À l’échelle mondiale, on peut s’interroger sur l’impact de telles politiques sur les normes internationales. Lorsque des pays puissants normalisent l’externalisation de leur responsabilité migratoire, cela compromet l’intégrité du système international de protection. Les organisations humanitaires avertissent que ce précédent pourrait favoriser l’émergence d’initiatives similaires ailleurs, sapant les engagements pris dans le Pacte mondial pour les migrations et les accords apparentés.
Des voix alertent sur les conséquences imprévues
Le journaliste Larry Madowo a souligné que ces accords, bien que présentés comme bénéfiques pour toutes les parties, risquent d’institutionnaliser une forme de « dumping humain », où les populations vulnérables sont traitées comme des charges plutôt que comme des titulaires de droits. Il a également pointé la difficulté pour les pays africains d’imposer des conditions équitables face aux grandes puissances.
EXCLUSIVE: The Trump administration is “pressuring” African countries to accept deported criminals rejected by their own countries.
— Larry Madowo (@LarryMadowo) July 17, 2025
Nigeria & South Africa refused but small poor nations Eswatini & South Sudan were forced to accept pic.twitter.com/pn72IkMjgL
Une question éthique majeure pour les politiques migratoires des années 2020
La tendance à expulser les migrants des États-Unis vers des pays africains constitue l’un des défis éthiques les plus complexes de la politique migratoire contemporaine. Alors que les dirigeants américains et africains tentent de concilier intérêts diplomatiques et considérations humanitaires, l’expérience concrète des migrants et la capacité institutionnelle des pays d’accueil restent souvent ignorées.

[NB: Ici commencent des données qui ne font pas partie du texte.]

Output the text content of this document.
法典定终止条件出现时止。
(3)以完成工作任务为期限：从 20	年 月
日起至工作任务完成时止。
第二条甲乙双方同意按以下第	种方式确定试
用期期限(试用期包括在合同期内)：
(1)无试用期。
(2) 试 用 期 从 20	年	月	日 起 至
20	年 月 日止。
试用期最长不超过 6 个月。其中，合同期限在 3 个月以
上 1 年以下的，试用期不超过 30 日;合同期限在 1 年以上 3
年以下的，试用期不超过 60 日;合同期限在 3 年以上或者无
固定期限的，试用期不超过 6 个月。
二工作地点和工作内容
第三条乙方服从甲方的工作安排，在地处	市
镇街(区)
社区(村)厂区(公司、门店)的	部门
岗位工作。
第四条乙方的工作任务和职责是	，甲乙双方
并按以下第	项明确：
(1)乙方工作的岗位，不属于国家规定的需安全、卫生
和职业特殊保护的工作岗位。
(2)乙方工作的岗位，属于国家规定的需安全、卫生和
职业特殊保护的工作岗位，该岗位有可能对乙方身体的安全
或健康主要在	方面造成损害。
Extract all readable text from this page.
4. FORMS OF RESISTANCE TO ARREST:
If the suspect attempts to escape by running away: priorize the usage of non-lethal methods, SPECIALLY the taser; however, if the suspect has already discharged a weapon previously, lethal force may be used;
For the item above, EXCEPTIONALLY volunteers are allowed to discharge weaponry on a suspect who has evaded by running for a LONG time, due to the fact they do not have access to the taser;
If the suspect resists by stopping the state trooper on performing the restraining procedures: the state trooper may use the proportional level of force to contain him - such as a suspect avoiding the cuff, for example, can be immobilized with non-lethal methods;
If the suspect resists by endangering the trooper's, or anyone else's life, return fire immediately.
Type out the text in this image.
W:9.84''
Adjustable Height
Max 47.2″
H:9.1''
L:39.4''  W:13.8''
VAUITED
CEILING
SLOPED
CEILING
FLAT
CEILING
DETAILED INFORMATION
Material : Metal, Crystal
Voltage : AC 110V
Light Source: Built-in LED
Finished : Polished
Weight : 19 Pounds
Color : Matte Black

La véritable question que doivent se poser les décideurs n’est pas seulement celle d’une gestion efficace des frontières, mais celle de la préservation de la dignité, de l’équité et de la responsabilité globale. À mesure que l’Afrique est de plus en plus impliquée dans la géopolitique de l’application des politiques migratoires, les enjeux dépassent les simples accords pour interroger la nature du système international que le XXIe siècle entend bâtir pour les plus vulnérables.